Towards the end of the quote, the 17th century’s superstitious mind makes itself known. And continues to do so in almost hilarious fashion with the specific and ‘exotic’ concoctions for cures from bites: “’… a snail bruised raw, and drunk with asses milk.’ ‘Take wilde Cumin one acetabulum, bloud of a sea-tortoise four drams, rennet of a Hinde or Hare three drams, kids bloud four drams, make them with the best wine, and lay them up; the dose is the quantity of an olive, in half a Cyathus of wine.’ ‘Out of Nicander. Rosin of the turpentine, pine or pitch tree, drank or swallowed, is exceeding good, which Gesner and Bellonius say they learned by experience, to be true.’”(Swann 171). Swann then states that during his latter years, Penny suffered from asthma and took woodlice crushed in wine to try and stop it, yet it didn’t cure him, so Mouffet prescribed him to inhale fumes of sulphur, and that apparently cured him. So aside from just observing arachnids and insects, Mouffet decided to add apparent cures that work for both spider bites and asthma. And despite the subject, the methods and concoctions explicated are not only dated but completely erroneous.

The following chapters include fables to show the spider’s good fortune, and Mouffet’s long-winded prose which sounds muhc more like the syntax of a 16th century poem or story rather than an academic piece of writing, “”The skin of it is so soft, smooth, polished and neat, that she precedes the softest skin’d Mayds, and the daintiest and most beautiful strumpets, and is so clear that you may almost see your face in her as in a glasse; she hath fingers that the most gallant virgins desire to have theirs like to them, long slender, round, of exact feeling, that their is no man, nor any creature that can compare with her.’”(Swann 171). It is clear that this was a text of its time and that many of the topics discussed weren’t so much scientific as they were simply the beliefs of these men.
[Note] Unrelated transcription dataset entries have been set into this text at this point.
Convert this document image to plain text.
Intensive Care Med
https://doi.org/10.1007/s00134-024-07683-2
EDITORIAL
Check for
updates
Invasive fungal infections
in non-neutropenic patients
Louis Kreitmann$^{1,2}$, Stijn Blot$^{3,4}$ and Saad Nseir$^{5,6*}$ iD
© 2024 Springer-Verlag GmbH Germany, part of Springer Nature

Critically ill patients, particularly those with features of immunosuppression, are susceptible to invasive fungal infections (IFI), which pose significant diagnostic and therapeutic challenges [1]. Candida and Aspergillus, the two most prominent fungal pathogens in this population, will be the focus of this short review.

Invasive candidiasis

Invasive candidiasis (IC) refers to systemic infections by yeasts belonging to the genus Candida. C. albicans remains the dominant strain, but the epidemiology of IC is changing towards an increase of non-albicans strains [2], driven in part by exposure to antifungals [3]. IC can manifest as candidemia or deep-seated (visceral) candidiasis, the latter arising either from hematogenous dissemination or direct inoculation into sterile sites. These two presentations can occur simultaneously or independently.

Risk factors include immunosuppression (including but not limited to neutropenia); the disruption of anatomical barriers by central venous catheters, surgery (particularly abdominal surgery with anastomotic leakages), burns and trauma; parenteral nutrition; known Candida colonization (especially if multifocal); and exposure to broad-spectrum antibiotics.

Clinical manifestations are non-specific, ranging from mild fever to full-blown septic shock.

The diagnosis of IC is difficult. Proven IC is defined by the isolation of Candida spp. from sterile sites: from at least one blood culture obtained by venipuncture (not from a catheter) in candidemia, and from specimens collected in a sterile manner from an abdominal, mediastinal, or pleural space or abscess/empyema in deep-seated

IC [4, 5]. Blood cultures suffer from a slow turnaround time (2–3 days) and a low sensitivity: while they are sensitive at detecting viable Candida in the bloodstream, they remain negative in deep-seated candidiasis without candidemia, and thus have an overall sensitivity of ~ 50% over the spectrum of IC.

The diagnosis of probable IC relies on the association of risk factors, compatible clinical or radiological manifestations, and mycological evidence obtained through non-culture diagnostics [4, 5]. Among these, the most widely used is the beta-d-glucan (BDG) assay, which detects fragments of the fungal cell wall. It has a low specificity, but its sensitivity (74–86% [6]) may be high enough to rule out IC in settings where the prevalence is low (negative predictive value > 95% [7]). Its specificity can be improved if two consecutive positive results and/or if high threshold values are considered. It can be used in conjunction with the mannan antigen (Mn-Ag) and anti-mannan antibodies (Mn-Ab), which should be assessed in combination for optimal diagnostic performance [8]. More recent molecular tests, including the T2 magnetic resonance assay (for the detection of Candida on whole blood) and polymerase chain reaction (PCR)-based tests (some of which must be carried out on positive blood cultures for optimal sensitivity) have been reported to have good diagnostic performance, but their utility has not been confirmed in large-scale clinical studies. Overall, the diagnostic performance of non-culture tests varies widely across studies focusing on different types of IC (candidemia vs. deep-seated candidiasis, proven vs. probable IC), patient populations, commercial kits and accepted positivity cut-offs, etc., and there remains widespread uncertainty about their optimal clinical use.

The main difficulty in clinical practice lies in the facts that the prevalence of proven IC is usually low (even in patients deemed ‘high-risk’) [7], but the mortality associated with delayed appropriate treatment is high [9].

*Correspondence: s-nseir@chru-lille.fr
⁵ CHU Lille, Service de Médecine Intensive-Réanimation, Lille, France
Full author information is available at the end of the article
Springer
A last example of this downright dated way of thinking comes in chapter fifteen, where Swann notes, “Having set the above down in reasonable fashion Mouffet now returns for the last two pages to cramming in every possible quotation from the greco-roman writers. The object this time is to demonstrate that spiders were created for man’s use as well as his education, and there follow numerous medical preparations employing either the unfortunate spider or her web: ‘Some catch a spider with their left hand, and bruise her in Oyl of Roses, and drop some of it into the ear of the same side the tooth akes, and Pliny saith it is a cure.’”(Swann 172). Mouffet continues this thought and chastises his fellow physicians for seeking new drugs and ‘medica exotica’ when a spider concoction could do all that and more, apparently. 

In all honesty, I never expected a historical book on Entomology to be so dated in theory. While one could simply observe and report, Mouffet had to ingrain his thoughts and ideas into a text that frankly wasn’t his to begin with. Even more so, many reported him to be a lousy editor and not even interested in Entomology at all. I think for me, I never expected for a text of this scientific significance to have this background, and it’s incredibly important to realize that these texts are much more than what we see. “The natural world for Mouffet was finite and created by God as a static entity. His interest in animals is largely confined to his desire to demonstrate their didactic and utilitarian purpose.” (Swann 172). Regardless of its scientific inaccuracies, if there’s anything I learned in this class, it’s that these texts are a time capsule, a raw and authentic look at how and why people thought the way they thought, “But the work still has great value and interest; for if we have lost the work of Gesner and Penny we still have a very vivid insight into the way a sixteenth century man of Science saw spiders.”(Swann 172). This was genuinely a story I never thought I would read from such a ‘straightforward’ text, but I was completely taken aback as soon as I read the history behind its author(s).